5.- En el seno de lo más valioso de la experiencia política que está desenvolviéndose en España, esto es, esa población indignada que bebe de la herencia de los movimientos de resistencia popular anteriores, pero que tiene en el 15M un momento de ruptura, fundador de un nuevo tipo de cultura política, se están desatando dos fuerzas centrífugas que marcarán, con mucho, el discurrir de los acontecimientos. A falta de una definición mejor, me refiero a aquellos sectores movimentistas que, parafraseando a John Holloway, están en la idea de cambiar el mundo sin tomar el poder, y aquellos que, provenientes en gran parte de ese universo de experiencias, percepciones y conceptos, pero también generaciones que nada tienen que ver con esta historia de resistencias, han decidido apostar por el asalto a las instituciones como una estrategia para impulsar los cambios. En adición, está el problema de la confrontación de la izquierda de corte más “tradicional”, representada fundamentalmente por IU y el tipo de izquierda representada por Podemos. Y otro combate interno más, el que puede desatarse entre las distintas tendencias presentes en el partido de Iglesias. En la tensión entre todos estos polos, y en el cómo se solvente, nos jugamos una parte significativa de la partida. En mi opinión lo ideal sería poder encontrar un equilibrio, que no podrá ser más que inestable, entre las tendencias que aluden a la necesidad de reforzar la lucha desde abajo y la necesidad de estar en las instituciones para lograr cambios efectivos, directos e inmediatos, sobre las políticas públicas, además de no menospreciar los aportes de la gente de IU, especialmente si se impone en su seno la apuesta de gente tan interesante como Alberto Garzón. Ardua tarea sin duda.

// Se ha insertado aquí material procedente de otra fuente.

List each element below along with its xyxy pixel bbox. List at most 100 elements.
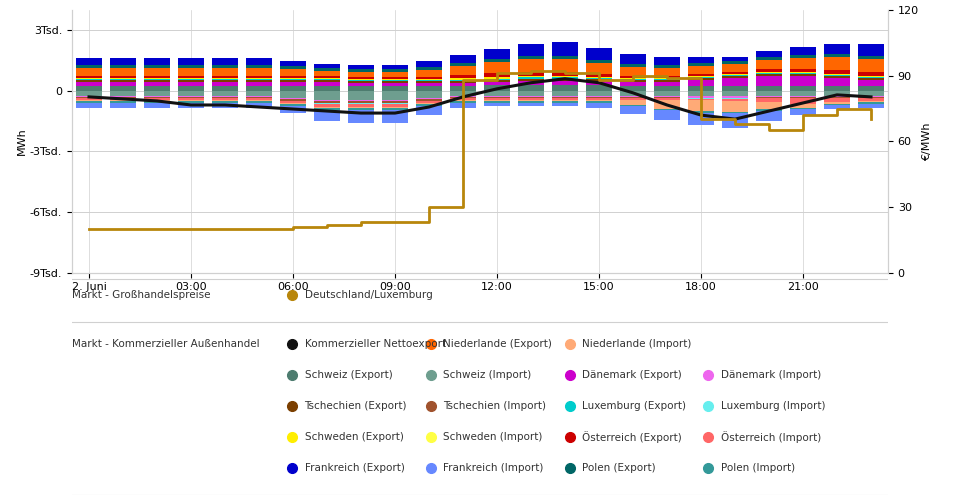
Bar — [348, 80, 373, 81]
Bar — [756, 98, 781, 102]
Bar — [144, 76, 170, 78]
Bar — [756, 86, 781, 91]
Bar — [825, 102, 850, 104]
Bar — [280, 86, 305, 91]
Bar — [76, 65, 102, 68]
Bar — [417, 99, 442, 100]
Bar — [552, 100, 578, 101]
Bar — [450, 82, 476, 86]
Bar — [280, 99, 305, 100]
Bar — [450, 63, 476, 66]
Bar — [110, 80, 135, 82]
Bar — [587, 91, 612, 96]
Bar — [179, 97, 204, 98]
Bar — [348, 86, 373, 91]
Bar — [620, 96, 646, 97]
Bar — [314, 100, 340, 101]
Bar — [314, 110, 340, 121]
Bar — [552, 80, 578, 85]
Bar — [620, 98, 646, 100]
Bar — [484, 62, 510, 74]
Bar — [858, 80, 884, 86]
Bar — [587, 80, 612, 85]
Bar — [110, 100, 135, 101]
Bar — [450, 91, 476, 96]
Bar — [417, 80, 442, 81]
Bar — [417, 101, 442, 103]
Bar — [858, 86, 884, 91]
Bar — [450, 86, 476, 91]
Bar — [722, 62, 748, 64]
Bar — [790, 97, 816, 98]
Text: Schweiz (Import): Schweiz (Import) — [444, 370, 532, 380]
Bar — [382, 104, 408, 106]
Bar — [110, 76, 135, 78]
Bar — [348, 78, 373, 79]
Bar — [722, 99, 748, 100]
Bar — [110, 58, 135, 65]
Text: Polen (Export): Polen (Export) — [582, 464, 656, 473]
Text: Tschechien (Export): Tschechien (Export) — [304, 401, 407, 411]
Bar — [212, 101, 238, 103]
Bar — [587, 74, 612, 77]
Bar — [76, 58, 102, 65]
Bar — [655, 80, 680, 82]
Bar — [247, 76, 272, 78]
Bar — [620, 82, 646, 86]
Bar — [518, 79, 543, 80]
Bar — [484, 103, 510, 106]
Bar — [858, 98, 884, 101]
Bar — [790, 58, 816, 69]
Bar — [518, 80, 543, 85]
Bar — [110, 86, 135, 91]
Bar — [280, 66, 305, 70]
Bar — [587, 98, 612, 100]
Text: Niederlande (Import): Niederlande (Import) — [582, 339, 691, 349]
Bar — [756, 72, 781, 74]
Bar — [76, 96, 102, 97]
Bar — [382, 91, 408, 100]
Bar — [518, 101, 543, 103]
Bar — [417, 106, 442, 115]
Bar — [825, 104, 850, 106]
Bar — [722, 74, 748, 76]
Bar — [688, 86, 713, 91]
Bar — [450, 97, 476, 98]
Bar — [587, 63, 612, 74]
Bar — [247, 96, 272, 97]
Bar — [756, 96, 781, 97]
Bar — [247, 78, 272, 80]
Bar — [722, 78, 748, 86]
Bar — [314, 80, 340, 82]
Bar — [110, 65, 135, 68]
Bar — [247, 82, 272, 86]
Bar — [825, 78, 850, 86]
Bar — [825, 86, 850, 91]
Bar — [655, 96, 680, 97]
Bar — [655, 97, 680, 98]
Bar — [518, 76, 543, 78]
Bar — [348, 100, 373, 101]
Bar — [76, 101, 102, 103]
Bar — [858, 104, 884, 108]
Bar — [552, 101, 578, 103]
Bar — [518, 97, 543, 98]
Bar — [314, 82, 340, 86]
Bar — [858, 44, 884, 56]
Bar — [382, 78, 408, 79]
Bar — [450, 80, 476, 81]
Bar — [348, 104, 373, 106]
Bar — [518, 59, 543, 72]
Bar — [655, 91, 680, 96]
Bar — [484, 97, 510, 98]
Bar — [825, 76, 850, 78]
Bar — [76, 97, 102, 98]
Bar — [688, 64, 713, 66]
Bar — [450, 66, 476, 76]
Bar — [620, 67, 646, 76]
Bar — [620, 97, 646, 98]
Bar — [212, 80, 238, 82]
Bar — [858, 72, 884, 76]
Bar — [382, 79, 408, 80]
Bar — [756, 51, 781, 57]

6.- El sábado los españoles votaremos insertos en este contexto, que combina componentes locales, regionales y globales. Las encuestas vienen insistiendo persistentemente en dos pronósticos fundamentales: en primer lugar, ganará el PP, pero sin mayoría suficiente (sin ni siquiera la mayoría estable que proporcionarían 155 escaños; su horquilla parece estar en los 120-130). Se disputarán la segunda, tercera y cuarta posición PSOE, Ciudadanos y Podemos, en este orden, pero con posibilidad de sorpresas. En segundo lugar, será difícil conformar una mayoría estable de gobierno, augurándose en el horizonte una posible legislatura corta. Sobre este escenario de incertidumbre, como jamás hemos vivido en la España post-78, se desatará el combate por el cambio. Hay razones para mantener la ilusión.